3 modi per proteggere il tuo SSD dalla perdita improvvisa di dati
Rispetto ai tradizionali hard disk (HDD), basati su un disco magnetico rotante e un braccio attuatore con testina di piccole dimensioni, le unità a stato solido (SSD) basate su flash sono fisicamente più robuste. Molte moderne unità SSD esterne sono classificate per la resistenza agli agenti atmosferici, integrando tecnologie antiurto e altre caratteristiche.

Data la loro velocità, durata e dimensioni compatte, potrebbe essere allettante affidarsi a SSD esterni per il backup di file, foto e documenti importanti. Tuttavia, la realtà è che gli SSD richiedono una manutenzione regolare se utilizzati per l'archiviazione a lungo termine.
Ecco tre buone pratiche da tenere a mente se si sceglie di archiviare i dati personali su un SSD portatile (o su qualsiasi dispositivo di archiviazione flash come una chiavetta USB o una scheda SD). Seguendo queste linee guida, è possibile garantire che i propri ricordi rimangano al sicuro dai danni derivanti da una perdita prematura di dati.
Collegare regolarmente l'SSD all'alimentazione.
Mantieni le tue celle flash NAND elettricamente cariche
Riempire l'SSD esterno con documenti importanti e poi gettarlo in un cassetto per farlo vivere per sempre è una cattiva idea. Le celle flash NAND all'interno degli SSD sfruttano la carica elettrica immagazzinata per conservare la memoria, il che significa che un'inattività prolungata può portare alla perdita di dati. Collegando regolarmente l'SSD a una fonte di alimentazione (come un computer o uno smartphone), si garantisce che la memoria flash rimanga stabile e funzioni correttamente.
Collegando regolarmente il tuo SSD, gli dai anche la possibilità di "pulirsi" da solo: gli SSD sono dotati di software Codice di correzione degli errori L'ECC opera in background per identificare e correggere problemi di basso livello che derivano dai normali cicli di lettura e scrittura. Si può pensare all'EEC come ai globuli bianchi del corpo umano, ma funziona a pieno regime solo se collegato a una fonte di energia.
Non esiste una regola fissa sulla frequenza con cui collegare un'unità a stato solido (SSD), ma di solito lo faccio una volta ogni uno o due mesi per precauzione. Per maggiori informazioni sugli svantaggi e i rischi dell'utilizzo di un SSD per l'archiviazione a freddo a lungo termine, consulta [link/riferimento]. Articolo dedicato su questo argomento.

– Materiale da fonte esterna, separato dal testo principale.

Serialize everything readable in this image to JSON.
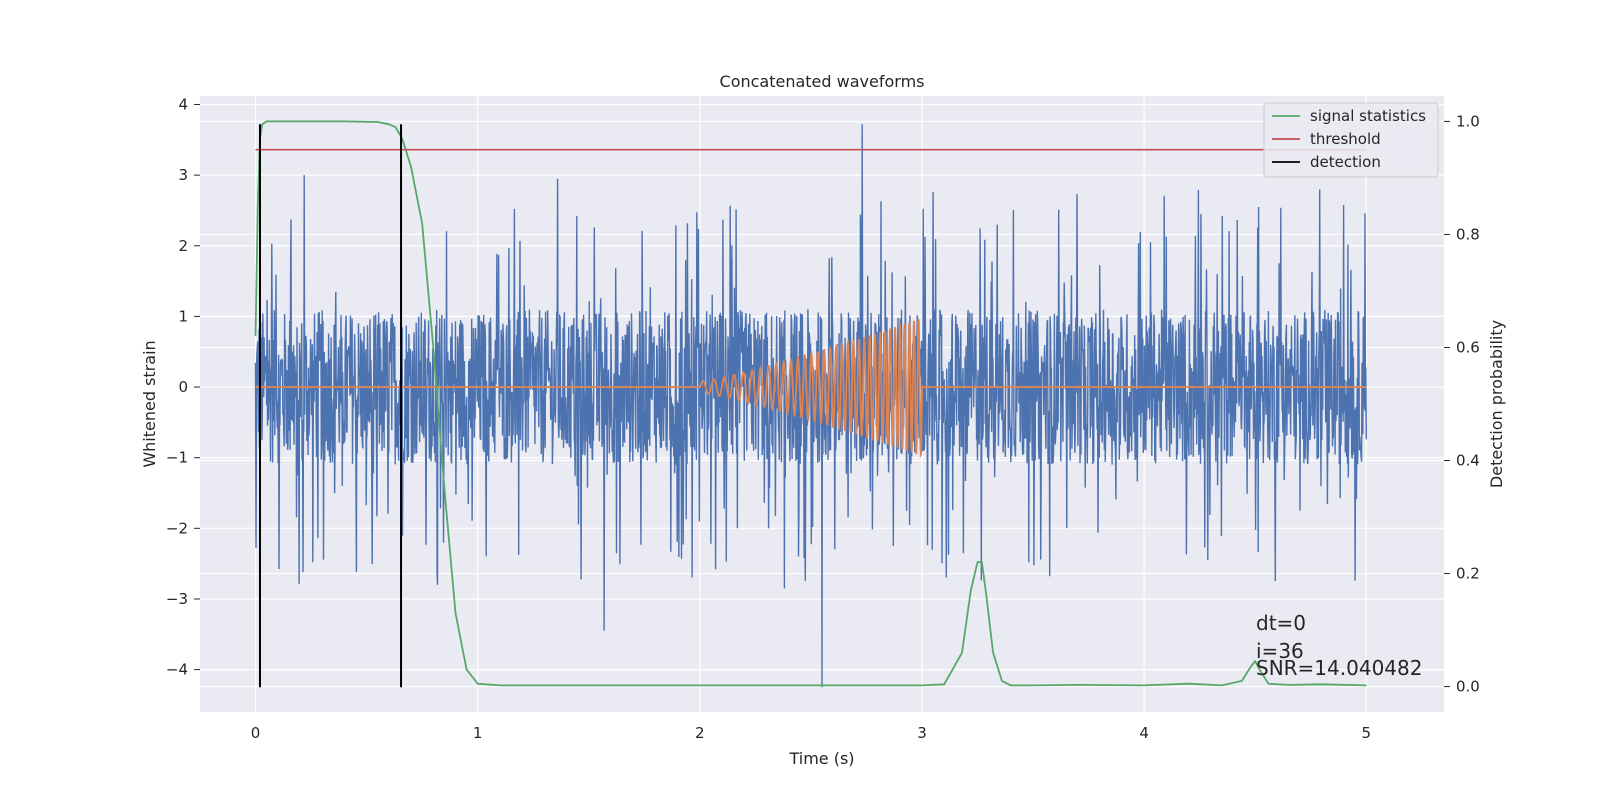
{
  "chart_data": {
    "type": "line",
    "title": "Concatenated waveforms",
    "xlabel": "Time (s)",
    "ylabel": "Whitened strain",
    "y2label": "Detection probability",
    "xlim": [
      -0.25,
      5.35
    ],
    "ylim": [
      -4.6,
      4.12
    ],
    "y2lim": [
      -0.045,
      1.045
    ],
    "x_ticks": [
      0,
      1,
      2,
      3,
      4,
      5
    ],
    "x_tick_labels": [
      "0",
      "1",
      "2",
      "3",
      "4",
      "5"
    ],
    "y_ticks": [
      4,
      3,
      2,
      1,
      0,
      -1,
      -2,
      -3,
      -4
    ],
    "y_tick_labels": [
      "4",
      "3",
      "2",
      "1",
      "0",
      "−1",
      "−2",
      "−3",
      "−4"
    ],
    "y2_ticks": [
      1.0,
      0.8,
      0.6,
      0.4,
      0.2,
      0.0
    ],
    "y2_tick_labels": [
      "1.0",
      "0.8",
      "0.6",
      "0.4",
      "0.2",
      "0.0"
    ],
    "grid": true,
    "legend_position": "top-right",
    "colors": {
      "strain": "#4c72b0",
      "template": "#dd8452",
      "signal_statistics": "#55a868",
      "threshold": "#c44e52",
      "detection": "#000000",
      "background": "#eaeaf2",
      "grid": "#ffffff"
    },
    "legend": [
      {
        "label": "signal statistics",
        "color": "#55a868"
      },
      {
        "label": "threshold",
        "color": "#c44e52"
      },
      {
        "label": "detection",
        "color": "#000000"
      }
    ],
    "series": [
      {
        "name": "signal statistics",
        "axis": "right",
        "x": [
          0.0,
          0.01,
          0.02,
          0.03,
          0.05,
          0.1,
          0.2,
          0.4,
          0.55,
          0.6,
          0.63,
          0.66,
          0.7,
          0.75,
          0.8,
          0.85,
          0.9,
          0.95,
          1.0,
          1.1,
          1.5,
          2.0,
          2.5,
          3.0,
          3.1,
          3.18,
          3.22,
          3.25,
          3.27,
          3.29,
          3.32,
          3.36,
          3.4,
          3.5,
          3.7,
          4.0,
          4.2,
          4.35,
          4.44,
          4.48,
          4.5,
          4.52,
          4.56,
          4.65,
          4.8,
          5.0
        ],
        "y": [
          0.62,
          0.85,
          0.97,
          0.995,
          1.0,
          1.0,
          1.0,
          1.0,
          0.999,
          0.995,
          0.99,
          0.97,
          0.92,
          0.82,
          0.6,
          0.35,
          0.13,
          0.03,
          0.005,
          0.002,
          0.002,
          0.002,
          0.002,
          0.002,
          0.004,
          0.06,
          0.17,
          0.22,
          0.22,
          0.16,
          0.06,
          0.01,
          0.002,
          0.002,
          0.003,
          0.002,
          0.005,
          0.002,
          0.01,
          0.035,
          0.045,
          0.03,
          0.005,
          0.003,
          0.004,
          0.002
        ]
      },
      {
        "name": "threshold",
        "axis": "right",
        "x": [
          0.0,
          5.0
        ],
        "y": [
          0.95,
          0.95
        ]
      },
      {
        "name": "detection",
        "axis": "left",
        "segments": [
          {
            "x": 0.02,
            "y": [
              -4.25,
              3.72
            ]
          },
          {
            "x": 0.655,
            "y": [
              -4.25,
              3.72
            ]
          }
        ]
      },
      {
        "axis": "left",
        "kind": "noise",
        "x_range": [
          0.0,
          5.0
        ],
        "core_amplitude": 1.1,
        "spike_max": 3.72,
        "spike_min": -4.25,
        "peak_points": [
          {
            "x": 0.22,
            "y": 3.0
          },
          {
            "x": 0.82,
            "y": -2.8
          },
          {
            "x": 1.57,
            "y": -3.45
          },
          {
            "x": 2.38,
            "y": -2.85
          },
          {
            "x": 2.55,
            "y": -4.25
          },
          {
            "x": 2.73,
            "y": 3.72
          },
          {
            "x": 1.36,
            "y": 2.95
          }
        ]
      },
      {
        "axis": "left",
        "kind": "chirp",
        "baseline_x": [
          0.0,
          5.0
        ],
        "baseline_y": 0.0,
        "chirp_x": [
          2.0,
          3.0
        ],
        "amplitude_start": 0.08,
        "amplitude_end": 0.98,
        "cycles": 34
      }
    ],
    "annotations": [
      "dt=0",
      "i=36",
      "SNR=14.040482"
    ]
  }
}
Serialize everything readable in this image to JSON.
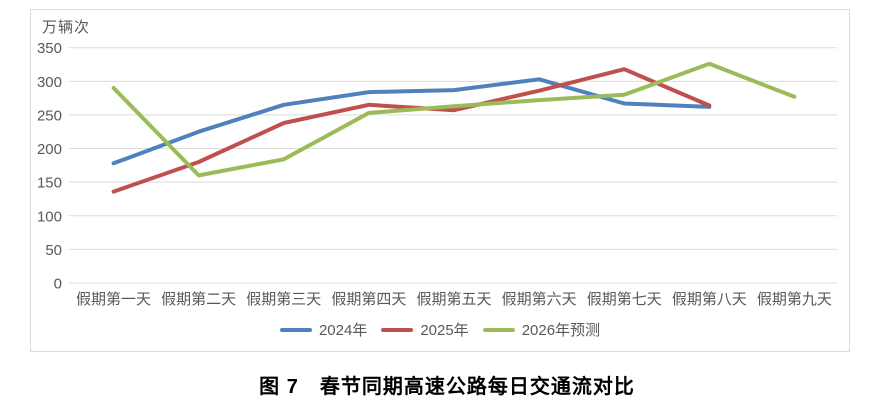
{
  "caption": "图 7　春节同期高速公路每日交通流对比",
  "colors": {
    "grid": "#dcdcdc",
    "axis_text": "#595959",
    "frame_border": "#d9d9d9",
    "background": "#ffffff"
  },
  "chart_data": {
    "type": "line",
    "title": "",
    "unit_label": "万辆次",
    "xlabel": "",
    "ylabel": "万辆次",
    "ylim": [
      0,
      350
    ],
    "y_ticks": [
      0,
      50,
      100,
      150,
      200,
      250,
      300,
      350
    ],
    "grid": "horizontal",
    "legend_position": "bottom",
    "categories": [
      "假期第一天",
      "假期第二天",
      "假期第三天",
      "假期第四天",
      "假期第五天",
      "假期第六天",
      "假期第七天",
      "假期第八天",
      "假期第九天"
    ],
    "series": [
      {
        "name": "2024年",
        "color": "#4f81bd",
        "values": [
          178,
          225,
          265,
          284,
          287,
          303,
          267,
          262,
          null
        ]
      },
      {
        "name": "2025年",
        "color": "#c0504d",
        "values": [
          136,
          180,
          238,
          265,
          257,
          286,
          318,
          264,
          null
        ]
      },
      {
        "name": "2026年预测",
        "color": "#9bbb59",
        "values": [
          290,
          160,
          184,
          253,
          263,
          272,
          280,
          326,
          277
        ]
      }
    ]
  }
}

Conservazione di un'unità a stato solido (SSD) in condizioni ideali
È essenziale un ambiente climatizzato.
Inutile dire che, per garantire la sicurezza e la longevità del tuo disco rigido esterno (SSD), è consigliabile conservarlo e utilizzarlo in un ambiente idoneo. L'ideale è un luogo climatizzato con poca o nessuna umidità, ed è importante tenere l'unità lontana dai liquidi (anche se ha una classificazione ufficiale).
Per proteggere la porta USB vulnerabile della tua unità, Valutare l'acquisto di spine antipolvere Per una maggiore protezione contro i detriti, è consigliabile tenere l'unità a stato solido (SSD) lontana dai magneti, così come evitare operazioni di lettura e scrittura intensive in ambienti con temperature estremamente calde o fredde.
Eseguire backup di routine
La ripetizione è l'essenza del gioco
Anche se ottimizzi attentamente il tuo ambiente e hai stabilito una pianificazione di connessione regolare, c'è sempre la possibilità che qualcosa vada storto con la tua unità a stato solido (SSD) esterna. Difetti di fabbricazione, dati corrotti o danneggiati, guasti meccanici e molto altro sono tutte possibilità, anche se si verificano relativamente raramente.
Con questo in mente, Sarà sicuramente necessario creare backup aggiuntivi Per i tuoi file digitali, foto e documenti preziosi. La ridondanza dei dati è fondamentale quando si tratta di backup: più copie di un'immagine o di un file si hanno, maggiore sarà la protezione dalla perdita di dati nel lungo periodo.
Molti giurano sulla regola del backup 3-2-1, che stabilisce che è necessario avere almeno tre copie dei dati su almeno due dispositivi separati, con almeno una copia archiviata in una posizione fisica diversa. Altri si affidano a unità di archiviazione collegate alla rete. Per l'archiviazione a lungo termine, spesso si preferisce un NAS (Network Attached Storage), sebbene alcuni preferiscano ancora i dischi rigidi tradizionali per preservare i propri dati. È anche possibile affidarsi a un provider di cloud storage per una maggiore tranquillità, ma bisogna essere pronti a scendere a compromessi sulla privacy dei dati se si sceglie questa soluzione.